Presented By: Partner Insights
Industry Spotlight: Q&A with KBS’ Marc DeLuca
KBS is one of the largest owners of premier commercial real estate in the nation. Since inception, KBS-affiliated companies have completed transactional activity of approximately $40 billion via 16 separate accounts and six commingled funds, for government and corporate pension funds. Additionally, KBS has sponsored five sovereign wealth funds and seven SEC-registered, non-traded REITs. Commercial Observer’s Partner Insight’s team sat down with Marc DeLuca, Regional President, Eastern Region of KBS Realty Advisors, to discuss the state of lending.
Commercial Observer Partner Insights: How does foreign investment in the U.S. differ today compared to previous cycles?
Marc DeLuca: Traditionally, foreign institutional investors have focused on core gateway markets such as New York, Chicago, and San Francisco, among others. Recently, we have seen a shift in focus towards secondary and tertiary markets where foreign investors are in search of higher yield.
For example, we recently sold 6Y, a best-in-market, newly repositioned creative office property in Portland to Deka Immobilien, a global real estate investment firm headquartered in Germany.
We were ahead of the curve in realizing Portland’s value and have been extremely active in the market for the last several years. We now own 553,500 square feet in the region including the Meier & Frank building, an iconic office asset in downtown Portland.
Most economists say an economic downtown is a matter of if, not when. How are you preparing?
DeLuca: As one of the largest and most proactive owners of commercial properties across the U.S., we are always working to strategically protect our portfolios from an economic downturn.
We make sure our portfolios are geographically diversified, the tenants in our buildings and in our overall portfolio are diversified across industries, and that our debt is diversified, incorporating both fixed and floating rates.
We have had tremendous success with renewing and extending leases for some of our biggest tenants and we think that’s a good sign. However, we’re not limiting ourselves from capitalizing on ongoing rent growth and rental increases if it becomes apparent there is still significant runway left in the cycle.

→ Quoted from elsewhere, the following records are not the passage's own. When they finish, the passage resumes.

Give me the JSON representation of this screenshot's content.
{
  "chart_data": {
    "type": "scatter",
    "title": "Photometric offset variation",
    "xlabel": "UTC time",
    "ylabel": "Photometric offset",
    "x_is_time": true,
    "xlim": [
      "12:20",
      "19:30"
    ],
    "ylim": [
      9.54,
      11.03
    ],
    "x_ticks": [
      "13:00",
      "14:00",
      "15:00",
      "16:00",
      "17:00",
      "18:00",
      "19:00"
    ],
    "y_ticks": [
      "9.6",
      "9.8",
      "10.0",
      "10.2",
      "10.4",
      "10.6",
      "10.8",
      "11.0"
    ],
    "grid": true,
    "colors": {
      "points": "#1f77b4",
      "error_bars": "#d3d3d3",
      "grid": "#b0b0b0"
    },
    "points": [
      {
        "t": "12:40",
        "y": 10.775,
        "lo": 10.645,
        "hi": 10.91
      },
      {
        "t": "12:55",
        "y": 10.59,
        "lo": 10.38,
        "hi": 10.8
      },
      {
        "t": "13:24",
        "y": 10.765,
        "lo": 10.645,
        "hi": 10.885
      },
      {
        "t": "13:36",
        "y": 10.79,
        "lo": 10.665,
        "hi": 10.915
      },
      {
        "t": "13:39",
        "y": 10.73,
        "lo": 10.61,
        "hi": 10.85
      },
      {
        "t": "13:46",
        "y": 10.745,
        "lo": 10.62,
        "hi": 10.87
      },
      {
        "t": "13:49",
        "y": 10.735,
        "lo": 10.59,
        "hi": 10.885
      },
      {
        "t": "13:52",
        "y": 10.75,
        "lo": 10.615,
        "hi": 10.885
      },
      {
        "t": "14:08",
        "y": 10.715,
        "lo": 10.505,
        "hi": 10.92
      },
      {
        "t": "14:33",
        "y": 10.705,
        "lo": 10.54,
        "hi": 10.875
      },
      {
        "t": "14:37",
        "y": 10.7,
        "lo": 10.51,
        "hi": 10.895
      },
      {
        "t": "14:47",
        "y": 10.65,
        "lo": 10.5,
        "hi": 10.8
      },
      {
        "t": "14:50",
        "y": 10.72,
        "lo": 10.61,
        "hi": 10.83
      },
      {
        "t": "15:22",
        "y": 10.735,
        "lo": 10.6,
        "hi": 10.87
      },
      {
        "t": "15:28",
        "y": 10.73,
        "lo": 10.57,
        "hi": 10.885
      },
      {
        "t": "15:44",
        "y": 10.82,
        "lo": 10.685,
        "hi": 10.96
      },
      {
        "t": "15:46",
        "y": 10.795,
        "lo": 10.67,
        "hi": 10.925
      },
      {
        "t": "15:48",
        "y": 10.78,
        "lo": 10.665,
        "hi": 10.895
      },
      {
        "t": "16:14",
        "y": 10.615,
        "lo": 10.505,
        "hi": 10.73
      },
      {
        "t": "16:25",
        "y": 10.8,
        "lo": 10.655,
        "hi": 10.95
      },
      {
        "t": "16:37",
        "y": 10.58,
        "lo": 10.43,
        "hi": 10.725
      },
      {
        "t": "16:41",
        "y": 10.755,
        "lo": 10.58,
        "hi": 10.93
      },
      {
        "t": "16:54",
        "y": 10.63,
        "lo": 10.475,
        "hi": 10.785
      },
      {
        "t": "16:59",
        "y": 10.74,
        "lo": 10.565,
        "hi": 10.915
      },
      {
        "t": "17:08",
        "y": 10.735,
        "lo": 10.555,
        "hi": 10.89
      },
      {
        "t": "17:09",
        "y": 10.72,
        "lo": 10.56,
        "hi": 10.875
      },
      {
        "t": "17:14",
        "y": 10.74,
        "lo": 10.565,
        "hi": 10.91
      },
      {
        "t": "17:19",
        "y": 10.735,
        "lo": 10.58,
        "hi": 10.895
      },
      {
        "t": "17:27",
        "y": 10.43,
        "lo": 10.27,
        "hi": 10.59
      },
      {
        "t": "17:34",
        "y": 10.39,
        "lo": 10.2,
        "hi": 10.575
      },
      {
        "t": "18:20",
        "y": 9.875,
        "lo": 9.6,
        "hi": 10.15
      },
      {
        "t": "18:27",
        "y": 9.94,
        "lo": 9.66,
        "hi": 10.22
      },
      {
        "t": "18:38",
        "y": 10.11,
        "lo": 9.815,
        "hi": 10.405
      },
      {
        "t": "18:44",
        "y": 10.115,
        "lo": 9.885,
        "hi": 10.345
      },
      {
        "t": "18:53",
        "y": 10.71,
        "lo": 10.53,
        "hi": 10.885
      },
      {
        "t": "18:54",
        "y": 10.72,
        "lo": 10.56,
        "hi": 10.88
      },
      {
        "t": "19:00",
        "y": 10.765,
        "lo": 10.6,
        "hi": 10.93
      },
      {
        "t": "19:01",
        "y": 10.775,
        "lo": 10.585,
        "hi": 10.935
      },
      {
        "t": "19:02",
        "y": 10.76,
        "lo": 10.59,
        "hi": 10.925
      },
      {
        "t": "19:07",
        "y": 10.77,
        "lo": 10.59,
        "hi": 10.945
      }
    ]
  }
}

Regardless, we take a conservative approach to our investment strategies to ensure that our assets can weather any storm over the long term.
As 2019 comes to a close, what are the top three trends you’re keeping your eye on?
DeLuca: There are several trends impacting the sector this year that we are actively monitoring. A few of these trends include:
There is an increasing amount of information available and access to this information continues to become easier and easier for asset managers.
We collect our own data. We conduct a yearly survey of all of our tenants where we gather their views of the amenities at the property, the services, the staff, their likelihood for renewal or expanding, among several other items. We then take the results to determine where changes or improvements need to be made. We also sit down with the broker any time a large tenant decides not to renew or move to find out how we can improve for the next tenant.
- Accommodating Delivery Services
Last year food delivery service increased 20 percent That coupled with the growth of online shopping, and we are seeing major changes in the way we deal with delivery services.
At KBS, we took a forward-looking approach and partnered with a company, Foodie, a few years ago. We’ve built specific areas into the lobby for the food to be dropped off. There can be upwards of 20-plus restaurants that deliver to an office building a day. With employees tied up in meetings or calls, this creates a seamless drop-off process that prevents the lobby from being filled with stacks of delivery bags.
We’ve also seen an overall increase in delivery packages, so we have increased the size of mail rooms, and often, incorporate refrigerated and freezer space to keep up with the shift towards online goods. Tenants receive a text code to access delivered goods from the space.
- Shared Transportation
In any major city today you’ll find rented scooters lining the streets. Because these programs allow individuals to scan and rent a bike or scooter, ride it to a location, and essentially drop it off anywhere, many of these now end up dropped off and stacked up in front of a property.
As a property owner we are creating specific sections within our properties to accommodate shared transportation programs. These types of programs have already become widely popular in dense urban areas throughout the east coast, and we anticipate this trend to continue to spread throughout other parts across the country.
DeLuca: Tenants of all generations are demanding live-work-play environments. Everyone want to be in areas that provide quick and convenient access or walkability to local grocery stores, Starbucks, restaurants, shops, etc.
Areas like North Hills, North Carolina, and Reston, Virginia, are prime examples of this. These markets are extremely walkable with easy access to surrounding retail and entertainment.
In fact, Advanced Auto Parts recently announced the relocation of its headquarters to the downtown North Hills, North Carolina, region, citing the region’s 24/7 lifestyle as one of its major indicators for relocating.
Finally, while there has been a lot of discussion surrounding a downturn, the fact is that there is still a tremendous amount of opportunity in the market. We are actively acquiring assets across the country. Because KBS positions its investments conservatively, working to increase value and protect against potential downturns, there are opportunities regardless of where we are in a particular economic cycle.